Small apartment buildings should be exempt from planning NIMBYism

When your kids grow up, where are they going to live?

Being a new dad myself, it is a question that seems particularly uncertain. If you have teenagers, it’s probably only a matter of time until your kids will want their own space. But if they choose to stay in Melbourne where exactly would they be able to afford?

When your kids grow up, where are they going to live?Credit:Gabriele Charotte

With Australia’s ongoing housing crisis, the answer is likely one of three possibilities: the outer suburban fringe, a small city apartment or living with you indefinitely. Virtually everything else has become too expensive for young singles and families to afford.

Many politicians and economists suggest the answer to this problem is increasing housing supply, but Australian cities are already among the worst offenders for urban sprawl globally. And by continuing the sprawl, we are making permanent reductions in productive farmland and urbanising areas of environmental value.

The suburbs we build also create unsustainable and unachievable transport infrastructure demands, increasing the cost of living and time pressures for those living on the fringes. Those residing in Tarneit, Point Cook or Clyde North will know well how time-consuming and frustrating travel can be, with almost every trip involving congested roads.

So how can we increase housing supply without contributing to these issues and lining the pockets of property developers? If we are serious about solving this issue, we must level the playing field for the types of housing being built in our existing suburbs.

Specifically, we need to promote an increase in density through family-sized, suburban apartment buildings. This type of building has two storeys and a basement, surrounded by garden on all sides and can sit comfortably alongside single dwellings.

In most cases, if you have a piece of land in suburbia of at least 500 square metres, you are entitled to build a house on it without seeking council planning permission. This house can be very large and be any style you like. It could be fluorescent pink, an imitation French palace or a mansion reminiscent of the White House. If it fits within a few basic parameters, you can head straight for a building permit and construction.

You can have as many people as you like living in your palace, park as many cars as will fit and entirely concrete the backyard. It is your home after all. Those familiar with suburbs such as Balwyn will have experienced this rapid replacement of old homes with new mansions complete with imitation European facades.

However, if you would instead like to build a two-storey apartment building with six or so homes within it, this automatically requires a planning permit. It doesn’t matter if the external envelope is identical to a single home, any apartment building must go through this process.

We should not be treating two-storey, eight-storey and 30-storey buildings in the same way.Credit:Jessica Shapiro

This might seem like appropriate oversight, but the process adds a minimum of six months to the development process and opens the application to a challenge at VCAT that could add another 12 months and tens of thousands in legal fees.

In the planning process, the family-sized apartment building will be evaluated for things like neighbourhood character and visual bulk, tests that simply do not apply to single dwellings.
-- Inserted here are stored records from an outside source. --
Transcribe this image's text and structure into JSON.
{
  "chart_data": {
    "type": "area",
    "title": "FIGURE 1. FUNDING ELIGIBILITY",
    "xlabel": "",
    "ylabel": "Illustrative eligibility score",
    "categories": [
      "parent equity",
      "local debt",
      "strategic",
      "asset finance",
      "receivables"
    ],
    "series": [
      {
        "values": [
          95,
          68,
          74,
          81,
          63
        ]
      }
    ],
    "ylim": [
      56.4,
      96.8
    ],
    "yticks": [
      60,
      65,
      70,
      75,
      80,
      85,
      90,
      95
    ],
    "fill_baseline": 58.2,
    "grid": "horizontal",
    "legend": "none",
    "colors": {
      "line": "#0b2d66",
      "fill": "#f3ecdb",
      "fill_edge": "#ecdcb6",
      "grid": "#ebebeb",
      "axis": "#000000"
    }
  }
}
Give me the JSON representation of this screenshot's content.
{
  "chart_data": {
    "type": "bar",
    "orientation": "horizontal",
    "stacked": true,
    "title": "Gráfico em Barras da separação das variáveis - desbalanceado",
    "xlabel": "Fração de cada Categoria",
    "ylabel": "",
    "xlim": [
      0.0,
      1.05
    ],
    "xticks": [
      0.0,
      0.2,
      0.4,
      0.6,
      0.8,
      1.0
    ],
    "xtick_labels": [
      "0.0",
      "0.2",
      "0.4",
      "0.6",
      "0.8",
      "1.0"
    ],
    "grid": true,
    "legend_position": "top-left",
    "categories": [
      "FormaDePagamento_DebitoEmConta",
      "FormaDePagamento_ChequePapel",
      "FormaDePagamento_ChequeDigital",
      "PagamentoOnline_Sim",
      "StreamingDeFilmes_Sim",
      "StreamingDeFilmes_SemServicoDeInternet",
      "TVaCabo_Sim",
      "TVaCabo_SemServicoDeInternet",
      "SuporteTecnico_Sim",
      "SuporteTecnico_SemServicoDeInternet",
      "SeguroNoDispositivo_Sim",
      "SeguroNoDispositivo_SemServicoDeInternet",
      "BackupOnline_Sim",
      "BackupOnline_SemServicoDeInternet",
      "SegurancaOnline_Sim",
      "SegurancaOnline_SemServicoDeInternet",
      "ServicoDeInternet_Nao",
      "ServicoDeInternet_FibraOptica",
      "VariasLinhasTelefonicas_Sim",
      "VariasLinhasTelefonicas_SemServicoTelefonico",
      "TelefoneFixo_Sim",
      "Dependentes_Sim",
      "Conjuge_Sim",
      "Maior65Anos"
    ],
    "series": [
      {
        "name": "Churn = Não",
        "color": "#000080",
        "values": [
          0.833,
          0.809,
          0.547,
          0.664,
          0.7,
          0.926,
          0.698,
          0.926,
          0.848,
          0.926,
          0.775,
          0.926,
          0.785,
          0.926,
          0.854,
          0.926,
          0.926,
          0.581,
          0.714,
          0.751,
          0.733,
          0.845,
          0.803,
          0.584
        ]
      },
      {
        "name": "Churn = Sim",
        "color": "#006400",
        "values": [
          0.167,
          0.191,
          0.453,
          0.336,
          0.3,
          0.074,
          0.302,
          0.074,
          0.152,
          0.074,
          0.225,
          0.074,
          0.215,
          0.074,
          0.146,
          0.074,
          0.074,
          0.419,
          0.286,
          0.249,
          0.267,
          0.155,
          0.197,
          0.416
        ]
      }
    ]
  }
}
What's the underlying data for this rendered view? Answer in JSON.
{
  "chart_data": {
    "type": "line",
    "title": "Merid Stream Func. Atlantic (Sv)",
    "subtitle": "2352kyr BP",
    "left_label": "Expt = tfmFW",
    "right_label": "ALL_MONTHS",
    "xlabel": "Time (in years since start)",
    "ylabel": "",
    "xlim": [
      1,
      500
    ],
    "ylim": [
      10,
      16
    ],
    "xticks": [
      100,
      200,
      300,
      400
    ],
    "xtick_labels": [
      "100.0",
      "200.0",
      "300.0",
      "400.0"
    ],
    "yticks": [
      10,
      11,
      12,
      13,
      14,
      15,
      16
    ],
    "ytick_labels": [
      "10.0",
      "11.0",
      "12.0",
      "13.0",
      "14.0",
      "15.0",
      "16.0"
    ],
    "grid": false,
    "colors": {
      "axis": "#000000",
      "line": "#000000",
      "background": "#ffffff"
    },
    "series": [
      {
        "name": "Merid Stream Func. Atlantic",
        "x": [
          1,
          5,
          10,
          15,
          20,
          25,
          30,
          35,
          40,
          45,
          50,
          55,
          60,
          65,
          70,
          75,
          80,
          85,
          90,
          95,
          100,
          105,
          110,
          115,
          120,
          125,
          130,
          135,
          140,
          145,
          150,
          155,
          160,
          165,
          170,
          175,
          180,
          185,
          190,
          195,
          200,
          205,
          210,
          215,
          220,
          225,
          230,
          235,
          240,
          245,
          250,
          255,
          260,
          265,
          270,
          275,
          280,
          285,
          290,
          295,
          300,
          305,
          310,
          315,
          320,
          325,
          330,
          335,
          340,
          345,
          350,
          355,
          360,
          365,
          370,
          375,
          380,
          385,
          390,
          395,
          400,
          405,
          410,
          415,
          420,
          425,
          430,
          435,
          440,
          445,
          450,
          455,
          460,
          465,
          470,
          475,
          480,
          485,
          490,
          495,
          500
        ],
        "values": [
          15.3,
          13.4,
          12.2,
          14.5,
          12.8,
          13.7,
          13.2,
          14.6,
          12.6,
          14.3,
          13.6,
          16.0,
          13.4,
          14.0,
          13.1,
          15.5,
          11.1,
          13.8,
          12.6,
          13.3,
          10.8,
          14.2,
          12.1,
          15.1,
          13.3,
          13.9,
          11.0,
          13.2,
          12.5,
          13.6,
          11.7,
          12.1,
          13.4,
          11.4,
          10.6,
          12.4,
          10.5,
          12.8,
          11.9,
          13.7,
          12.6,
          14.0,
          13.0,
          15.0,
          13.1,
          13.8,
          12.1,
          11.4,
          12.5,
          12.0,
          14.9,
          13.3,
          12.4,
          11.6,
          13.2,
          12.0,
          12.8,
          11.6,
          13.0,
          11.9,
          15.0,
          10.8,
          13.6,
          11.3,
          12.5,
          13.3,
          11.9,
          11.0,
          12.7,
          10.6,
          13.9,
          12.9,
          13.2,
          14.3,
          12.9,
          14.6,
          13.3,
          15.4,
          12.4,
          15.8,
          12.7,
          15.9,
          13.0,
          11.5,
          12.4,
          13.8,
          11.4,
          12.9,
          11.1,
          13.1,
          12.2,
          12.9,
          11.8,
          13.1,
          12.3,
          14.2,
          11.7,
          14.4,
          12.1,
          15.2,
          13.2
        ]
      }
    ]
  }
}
These tests are vital for developments that are more intensive, however we need to be far more nuanced with the idea of what an apartment building is. We should not be treating two-storey, eight-storey and 30-storey buildings in the same way. Clearly the two-storey version has far more in common with our suburban dwellings than residential towers, and it should be treated as such.

If the two-storey suburban apartment building in established middle- and inner-ring suburbs was exempt from planning in a similar way to single dwellings, it would reduce the risks and costs associated with providing this kind of housing. Additional public interest safeguards such as compliance with the Better Apartments Design Standards could be assessed at the building permit stage and therefore not add risk or time to the development. This would ensure we are not sacrificing liveability for affordability.

This regulatory change would also help curb the worst excesses of NIMBYism. While it is clearly appropriate for people to have their say on tower-type apartment developments in their immediate vicinity, we need to be realistic about the fact all neighbourhoods will have some change over time.

We should be correcting the imbalance between the rights of individual property owners to restrict change, and the public good of allowing some change to provide more diverse housing options for the community.

What should matter is the overall height, intensity, and design quality of a proposal, not that the proposed dwellings are apartments. In fact if gentle density were adopted more widely, the need and demand for higher density apartment towers would be significantly reduced.

The benefit of empowering this increase is that it will keep families and communities together. Your kids will have the option of living in the same community without necessarily living under the same roof.

Diversity in suburban housing options also benefits those looking to downsize. Politicians love to talk about providing financial incentives for the elderly to downsize, however if smaller homes do not exist in their suburb, it becomes a non-starter.

So rather than have young families flung to the edges of the city and the elderly feeling trapped within their ageing family dwellings, we need to give people real options for where and how they live.

This is the liveability prize that we must not let go. It is more important than being able to object to a two-storey proposal next door and it is more important than allowing suburbs to remain either fixed in time or the dominant habitat of the French provincial mansion.